ESGNOW.ID, JAKARTA -- Sebanyak 120 bangkai lumba-lumba ditemukan mati dan mengambang di sebuah anak Sungai Amazon selama sepekan terakhir. Pada ahli mengatakan bahwa fenomena ini disebabkan oleh kekeringan dan suhu air sungai yang semakin memanas.
Menurut para peneliti, rendahnya permukaan air sungai selama musim kemarau yang parah telah memanaskan air hingga mencapai suhu yang tidak dapat ditoleransi oleh lumba-lumba. Ribuan ikan telah mati baru-baru ini di Sungai Amazon karena kekurangan oksigen di dalam air.
Lumba-lumba sungai Amazon, yang sebagian besar berwarna merah muda mencolok, adalah spesies air tawar unik yang hanya ditemukan di sungai-sungai di Amerika Selatan dan merupakan salah satu dari segelintir spesies lumba-lumba air tawar yang tersisa di dunia. Siklus reproduksi yang lambat membuat populasi mereka sangat rentan terhadap ancaman.
Di tengah bau busuk bangkai lumba-lumba, pada Senin, para ahli biologi dan ahli lain kembali melanjutkan upaya evakuasi mamalia yang mati untuk diotopsi lebih lanjut. Para ilmuwan tidak mengetahui dengan pasti bahwa kekeringan dan panas adalah penyebab lonjakan kematian lumba-lumba, karenanya otopsi perlu dilakukan.
Untuk sementara, para ahli mencoba mengesampingkan penyebab lain, seperti infeksi bakteri yang dapat membunuh lumba-lumba di danau yang dibentuk oleh Sungai Tefe sebelum mengalir ke Amazon.
Sedikitnya 70 bangkai lumba-lumba muncul ke permukaan pada Kamis ketika suhu air Danau Tefe mencapai 39 derajat celsius, 10 derajat lebih tinggi dari rata-rata suhu air pada musim ini.

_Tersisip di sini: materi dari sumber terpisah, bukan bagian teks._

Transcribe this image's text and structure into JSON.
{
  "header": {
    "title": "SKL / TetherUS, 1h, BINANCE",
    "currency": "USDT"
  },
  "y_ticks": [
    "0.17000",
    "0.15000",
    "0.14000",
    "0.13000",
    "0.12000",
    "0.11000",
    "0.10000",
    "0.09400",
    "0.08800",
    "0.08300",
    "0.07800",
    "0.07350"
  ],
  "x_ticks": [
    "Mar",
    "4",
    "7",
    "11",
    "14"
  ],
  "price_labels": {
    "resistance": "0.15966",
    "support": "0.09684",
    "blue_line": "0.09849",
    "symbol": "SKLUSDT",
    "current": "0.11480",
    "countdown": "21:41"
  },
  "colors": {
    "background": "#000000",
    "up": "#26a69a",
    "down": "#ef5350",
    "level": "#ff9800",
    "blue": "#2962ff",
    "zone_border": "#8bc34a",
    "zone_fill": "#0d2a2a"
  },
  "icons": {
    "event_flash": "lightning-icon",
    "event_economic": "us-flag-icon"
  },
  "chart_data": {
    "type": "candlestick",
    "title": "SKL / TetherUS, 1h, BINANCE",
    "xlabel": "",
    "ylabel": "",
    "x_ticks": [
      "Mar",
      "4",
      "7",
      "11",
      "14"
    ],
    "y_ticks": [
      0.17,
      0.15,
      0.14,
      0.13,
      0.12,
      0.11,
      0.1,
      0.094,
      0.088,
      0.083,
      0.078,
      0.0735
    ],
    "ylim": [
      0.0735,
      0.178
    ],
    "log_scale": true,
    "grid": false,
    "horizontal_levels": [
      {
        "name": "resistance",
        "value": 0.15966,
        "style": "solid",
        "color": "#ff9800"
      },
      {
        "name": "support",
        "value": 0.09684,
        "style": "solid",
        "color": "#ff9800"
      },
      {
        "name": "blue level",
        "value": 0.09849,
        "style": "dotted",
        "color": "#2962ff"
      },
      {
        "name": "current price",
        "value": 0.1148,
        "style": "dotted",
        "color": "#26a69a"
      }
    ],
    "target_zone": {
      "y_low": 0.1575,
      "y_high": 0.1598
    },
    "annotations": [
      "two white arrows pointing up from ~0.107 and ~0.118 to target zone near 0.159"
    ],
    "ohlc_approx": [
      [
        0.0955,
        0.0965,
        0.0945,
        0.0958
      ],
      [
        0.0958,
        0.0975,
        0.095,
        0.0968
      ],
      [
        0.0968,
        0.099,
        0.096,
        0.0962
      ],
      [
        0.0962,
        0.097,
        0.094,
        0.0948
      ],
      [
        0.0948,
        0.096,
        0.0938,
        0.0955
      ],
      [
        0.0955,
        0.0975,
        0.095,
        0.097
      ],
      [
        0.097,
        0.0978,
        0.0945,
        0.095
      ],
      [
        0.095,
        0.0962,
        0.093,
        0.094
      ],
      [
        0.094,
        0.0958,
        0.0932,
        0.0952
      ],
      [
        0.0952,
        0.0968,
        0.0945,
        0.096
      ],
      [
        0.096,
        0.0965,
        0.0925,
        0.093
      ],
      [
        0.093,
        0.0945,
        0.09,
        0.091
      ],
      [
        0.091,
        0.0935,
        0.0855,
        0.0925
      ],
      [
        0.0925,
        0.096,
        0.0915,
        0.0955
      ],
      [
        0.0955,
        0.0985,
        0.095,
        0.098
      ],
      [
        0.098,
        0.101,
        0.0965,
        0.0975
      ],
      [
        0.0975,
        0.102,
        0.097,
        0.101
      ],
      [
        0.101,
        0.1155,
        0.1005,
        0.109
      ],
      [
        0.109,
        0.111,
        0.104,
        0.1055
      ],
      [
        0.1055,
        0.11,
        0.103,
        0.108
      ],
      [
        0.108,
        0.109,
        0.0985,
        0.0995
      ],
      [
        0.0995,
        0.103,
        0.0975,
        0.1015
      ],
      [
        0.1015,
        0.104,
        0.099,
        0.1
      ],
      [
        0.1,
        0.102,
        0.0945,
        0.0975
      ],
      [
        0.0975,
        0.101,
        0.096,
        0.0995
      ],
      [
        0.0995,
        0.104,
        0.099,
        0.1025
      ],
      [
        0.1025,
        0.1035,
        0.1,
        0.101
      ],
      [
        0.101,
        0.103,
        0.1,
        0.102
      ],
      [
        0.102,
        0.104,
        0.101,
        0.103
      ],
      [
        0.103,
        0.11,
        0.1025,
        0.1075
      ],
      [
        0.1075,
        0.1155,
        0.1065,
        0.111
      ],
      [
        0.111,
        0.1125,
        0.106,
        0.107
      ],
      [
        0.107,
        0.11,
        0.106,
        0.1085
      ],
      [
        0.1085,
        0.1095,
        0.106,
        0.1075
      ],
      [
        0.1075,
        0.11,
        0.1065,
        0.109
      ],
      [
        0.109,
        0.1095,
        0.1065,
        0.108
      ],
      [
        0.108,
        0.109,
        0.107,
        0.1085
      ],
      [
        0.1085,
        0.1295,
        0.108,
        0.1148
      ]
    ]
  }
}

Suhu air sempat menurun selama beberapa hari, tapi naik lagi pada hari Ahad menjadi 37 derajat celsius.
Para aktivis lingkungan menyalahkan kondisi yang tidak biasa ini pada perubahan iklim, yang mengakibatkan kekeringan dan gelombang panas menjadi lebih mungkin terjadi dan lebih parah. Peran pemanasan global dalam kekeringan di Amazon saat ini masih belum jelas, dengan faktor lain seperti El Nino yang juga berperan.
"Kami telah mendokumentasikan 120 bangkai dalam sepekan terakhir," kata Miriam Marmontel, seorang peneliti di lembaga lingkungan Mamiraua yang berfokus pada lembah sungai Amazon bagian tengah, seperti dilansir Reuters, Selasa (3/10/2023).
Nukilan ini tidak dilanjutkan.